Estimated read time: 3 minutes
Publication date: 13th May 2022 12:28 GMT+1
Shares of fintech company Upstart (NASDAQ: UPST) is down 70% this week, valuing it at a market cap of $2.4 billion. Its massive pullback in recent trading sessions has meant UPST stock is now down 93% from all-time highs.
Upstart went public in late 2020 and surged from $44 in December that year to $401 last October. UPST stock is currently trading at $28.
Earlier this week, Upstart announced its Q1 results and its guidance for Q2 and the rest of 2022 did not impress investors.
Upstart reported sales of $310 million and adjusted earnings per share of $0.61. Comparatively, analysts forecast sales at $300.12 million and earnings of $0.51 per share. It was the company’s seventh consecutive profitable quarter and the fourth straight quarter of triple-digit revenue growth. In the year-ago period, Upstart reported revenue of $121 million and earnings of $0.22 per share.
Further, Upstart forecast revenue of $1.25 billion for 2022 which was below estimates of $1.4 billion. It expects to end the year with a contribution margin of 48% and an adjusted EBITDA margin of 15%. Its sales were forecast between $295 million and $305 million in Q2, lower than estimates of $334.81 million. Upstart also estimated a net income of $29 million in Q2 which is 50% lower compared to its net income in Q1.

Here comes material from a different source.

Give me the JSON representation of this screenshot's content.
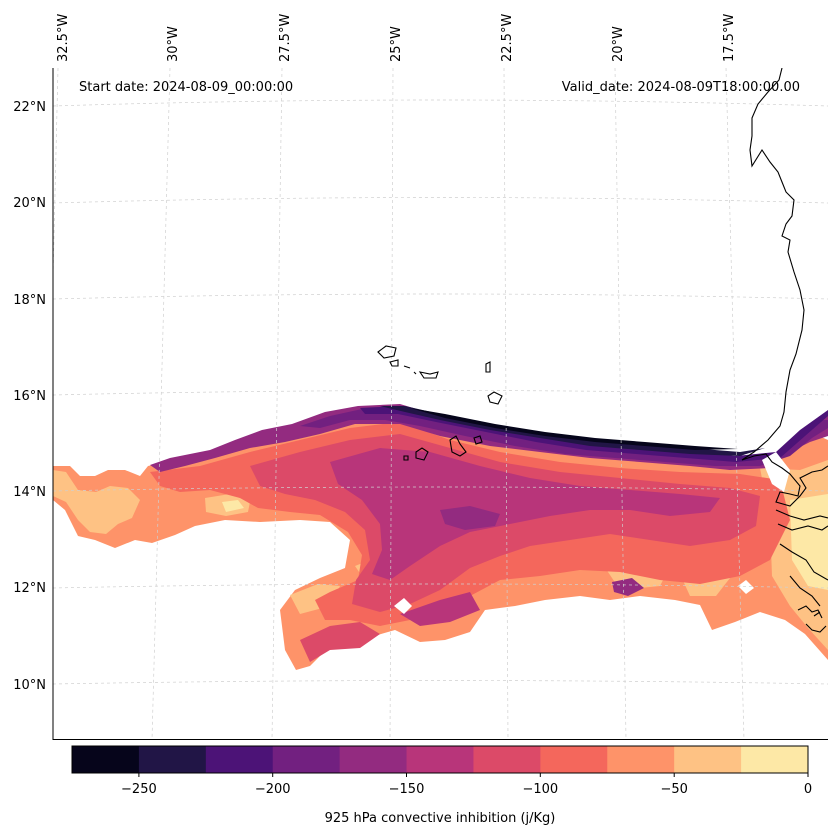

Its lower-than-expected sales in Q2 and 2022 drove UPST stock lower by 50% in a single trading session this week. Let’s see if Upstart is the ultimate contrarian bet for growth investors.
Upstart has grown sales at an astonishing pace
Upstart offers a lending platform powered by artificial intelligence to improve access to affordable credit while reducing risk and costs for banking partners. The platform uses machine learning models to identify risk and approve more loan applications compared to legacy credit-score-based lending models.
Upstart managed to increase sales from $95.5 million in 2018 to $846 million in 2021. A lower interest rate environment acted as a tailwind for customers looking for lending partners. But as interest rates rise, the demand for loans is set to decline which will impact the top-line growth of 2022 in the near term.
During its press release, company CEO, Dave Girouard emphasized, “It's become apparent that 2022 is shaping up to be a challenging one for the economy and for the financial services industry in particular ... it's become clearer just how aggressive the Fed will be with interest rates in order to combat a level of inflation that we haven't seen in decades ... lending is a cyclical industry and always will be.”
However, Upstart still expects sales to rise by 55% at the midpoint of its guidance, which is still quite impressive. While its lending partners are majorly banks, Upstart is also partnering with car dealerships to judge the creditworthiness of customers. Right now, around 500 dealerships use the Upstart platform, in addition to 57 banks and credit unions.
In addition to banks and automobiles, Upstart can use its lending platform to enter the trillion-dollar housing market as well.
UPST stock is undervalued
Upstart is forecast to increase sales by 50% to $1.27 billion in 2022 and by 31% to $1.66 billion in 2023. While its adjusted earnings might narrow to $1.97 per share in 2022, from $2.37 per share in 2021, it might expand to $2.7 next year.
So, UPST stock is valued at less than two times forward sales and a price to 2022 earnings multiple of 14x which is quite cheap.
Disclaimer: The writer is an experienced financial consultant who writes for Finscreener.org. The observations he makes are his own and are not intended as investment or trading advice.